Woke up to the news today, and apparently there were a bunch of attempted bombings. Bombings!
Ugh, this sick feeling, yet again. Terrorism – it’s back in vogue in this country, and all of a sudden I find it hard to leave the house. Even though I should get going to work, so I pop another lexapro and try to set foot out the door. But I can already hear it, the senseless din that will be echoing through my head as we march closer to an election that is feeling more like a death sentence. We’ll talk about voter suppression, we’ll hear reports from the right that this is fake news meant drum up sympathy, we’ll hear about how the president’s rhetoric contributed to this mess, we’ll hear about racism and transphobia and the role of terrorism in our lives.
Man, fuck all this shit. It’s getting hard to differentiate between the headlines I see every morning when I wake up and the movies I watch at night before I go to bed. It’s blurring together, and I’m not sure if taking my anti anxiety medication is dulling me to the pain or if it’s exactly what I need to get through one day at a fucking time.
I realize that I miss being young. Or at least care free, in the sense that global cataclysms could occur, but with youth I still had the idealism of making the world a better place tomorrow, when I get my chance. However, now I’m old enough to live in a world that is in some ways of my own making (or my own unmaking), and, ooh, it does not feel good.
It’s hard to remember what the plan is here, but I’m trying with all my might to avoid the hysteria into which I usually slip myself. I wasn’t prepared for war, or, at least, I wasn’t prepared for this war. I’ll admit: I did not see this coming. I did not plan accordingly. Which is probably why I’m reassessing my plan, trying to figure out, am I doing the right thing to survive this fucking hellscape? It feels like a question that is more than any of us should have to ask. Because who is truly up to the task of answering that question?

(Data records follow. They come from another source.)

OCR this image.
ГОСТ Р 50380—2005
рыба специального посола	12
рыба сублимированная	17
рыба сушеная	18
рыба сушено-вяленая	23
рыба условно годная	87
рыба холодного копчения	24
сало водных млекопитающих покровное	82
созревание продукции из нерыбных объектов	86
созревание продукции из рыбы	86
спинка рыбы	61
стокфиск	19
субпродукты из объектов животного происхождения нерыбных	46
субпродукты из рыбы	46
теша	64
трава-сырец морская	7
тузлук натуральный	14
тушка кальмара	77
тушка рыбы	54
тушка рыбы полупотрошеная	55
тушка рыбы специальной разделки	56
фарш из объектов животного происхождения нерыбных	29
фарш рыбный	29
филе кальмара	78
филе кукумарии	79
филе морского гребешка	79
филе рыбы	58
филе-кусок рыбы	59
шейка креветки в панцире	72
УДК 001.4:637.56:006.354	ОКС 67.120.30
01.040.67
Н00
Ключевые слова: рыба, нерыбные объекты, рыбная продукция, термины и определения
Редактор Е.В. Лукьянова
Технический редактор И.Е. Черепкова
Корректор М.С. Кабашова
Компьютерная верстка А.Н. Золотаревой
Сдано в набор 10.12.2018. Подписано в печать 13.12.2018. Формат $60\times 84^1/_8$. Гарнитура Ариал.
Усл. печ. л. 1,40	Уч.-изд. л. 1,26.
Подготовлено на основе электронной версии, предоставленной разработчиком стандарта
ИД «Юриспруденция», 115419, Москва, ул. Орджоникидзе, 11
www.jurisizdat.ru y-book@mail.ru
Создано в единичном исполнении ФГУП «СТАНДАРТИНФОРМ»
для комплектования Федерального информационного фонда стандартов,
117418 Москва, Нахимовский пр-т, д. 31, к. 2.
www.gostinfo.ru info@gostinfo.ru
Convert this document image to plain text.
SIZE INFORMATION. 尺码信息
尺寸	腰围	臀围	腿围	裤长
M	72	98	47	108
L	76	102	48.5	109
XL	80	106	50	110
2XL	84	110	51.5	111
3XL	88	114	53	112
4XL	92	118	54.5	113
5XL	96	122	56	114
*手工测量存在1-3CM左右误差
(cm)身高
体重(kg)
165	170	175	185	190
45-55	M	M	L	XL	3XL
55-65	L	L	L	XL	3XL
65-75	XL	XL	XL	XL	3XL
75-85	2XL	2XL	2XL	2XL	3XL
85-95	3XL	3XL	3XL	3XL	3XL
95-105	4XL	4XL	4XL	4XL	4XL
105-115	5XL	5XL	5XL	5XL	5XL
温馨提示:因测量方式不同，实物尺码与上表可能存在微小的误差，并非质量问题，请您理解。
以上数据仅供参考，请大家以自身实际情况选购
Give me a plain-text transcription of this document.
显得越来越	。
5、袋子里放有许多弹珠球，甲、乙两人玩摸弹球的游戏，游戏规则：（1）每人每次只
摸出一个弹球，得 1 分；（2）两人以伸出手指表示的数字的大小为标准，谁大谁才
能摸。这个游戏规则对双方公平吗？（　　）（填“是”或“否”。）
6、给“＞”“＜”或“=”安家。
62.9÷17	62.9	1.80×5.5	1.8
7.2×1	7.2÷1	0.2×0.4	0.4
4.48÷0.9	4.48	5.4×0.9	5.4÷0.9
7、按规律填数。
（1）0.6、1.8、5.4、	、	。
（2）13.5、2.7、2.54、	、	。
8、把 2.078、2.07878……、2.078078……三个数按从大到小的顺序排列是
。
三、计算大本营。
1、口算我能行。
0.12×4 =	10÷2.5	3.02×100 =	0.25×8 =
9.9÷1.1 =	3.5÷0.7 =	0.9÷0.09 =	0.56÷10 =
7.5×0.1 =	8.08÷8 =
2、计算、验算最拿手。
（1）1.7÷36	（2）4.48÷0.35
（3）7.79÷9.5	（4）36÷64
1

I simply don’t have time to answer that question because despite the fact that the world is on fire, I still have to go to work and pay rent. I thought that working and paying rent were enough of a burden – having to do it in a burgeoning fascist regime feels even more pointless and defeating. I live in the most expensive place in the entire country – how am I supposed to find time to fight a fascist regime after a ten hour work day? This shit’s a fucking trap. I feel like my hands are tied by the same demon that is now pulling a plastic bag over my head. How am I supposed to fight.
Or should I just run away? Talk about a wonderful fantasy. It’s a bit self indulgent because, well, what would I do, watch from afar on a beach by some sea while everything and everyone I have ever known falls into fascist oblivion? I honestly don’t think I could stomach that.
This is not what I want to be thinking about as I head out the door to work. This is not my dream.
Also, this is a horrible time to be going through a break up, or, as is my case, finally done going through a break up and feeling good about it. This is not a good time for dating. This era is incredibly unsexy.
And I always find myself wondering: how did we get here? Aren’t we the #OccupyOakland and #BlackLivesMatter generation? Didn’t all that shit start here? Aren’t we the chosen ones? Damn, we were not prepared for this. How is this city so fucking complacent. When are we going to fight back.